An evolving market of pooled funds is increasing the options for organisations great and small, lowering the barriers to entry to certain assets.

“They allow smaller charities to have exposure to a larger strategy that can commit to longer term, illiquid investments and often pure impact funds,” says Lisa Stonestreet, head of communications and charity impact at the Eiris Foundation.

And as charities become more vocal about wanting to put their endowments to work, the array of available pooled funds is graduating from simple multi-asset strategies to more sophisticated impact options.

Big Issue Invest, for example, is soon to launch its £25mn Growth Impact Fund, which aims to support social purpose organisations that have been previously “shut out from social investment”.

“We’re seeing commercial investors entering this space seeing the opportunities to offer impact products. I think that will accelerate the use of the main endowment for impact investing,” says Mack.

It turns out that size is not everything, especially when it comes to engagement. “That mindset needs to shift,” Stonestreet insists. Even a small charity, as the expert in their area of concern, can be in a powerful position to ask the right questions of their invested companies.

Friends Provident Foundation, which provides grants to projects targeting a fairer economy, is one charity that has worked with ShareAction to nudge invested companies to engage on labour topics including the living wage.

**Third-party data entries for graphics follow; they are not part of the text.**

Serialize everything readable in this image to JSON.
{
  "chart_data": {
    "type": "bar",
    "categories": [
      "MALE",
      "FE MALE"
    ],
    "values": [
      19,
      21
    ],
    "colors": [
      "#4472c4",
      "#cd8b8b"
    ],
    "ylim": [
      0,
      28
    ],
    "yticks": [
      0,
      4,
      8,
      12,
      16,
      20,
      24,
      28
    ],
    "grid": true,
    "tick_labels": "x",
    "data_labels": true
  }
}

This kind of collaboration, where charities come together to amplify their impact, is another emerging trend, with such partnerships as the Charities Responsible Investment Network drawing on numbers to shout louder.

Of course, the idea of throwing money at all the best causes is appealing. But as institutional investors, charities must keep an eye on the bottom line. A mission-led investment strategy that tanks returns is no strategy at all.

But many are finding that values-driven investing need not mean financial compromise. In fact, Stonestreet says: “There’s increasing evidence that mission-aligned portfolios or sustainability-aligned portfolios deliver competitive returns.”

In tough financial times, as donors feel the squeeze and the work of charities becomes more important than ever, endowments no longer have the luxury of languishing in generic portfolios. Instead, they are being asked to do it all: make money and do good.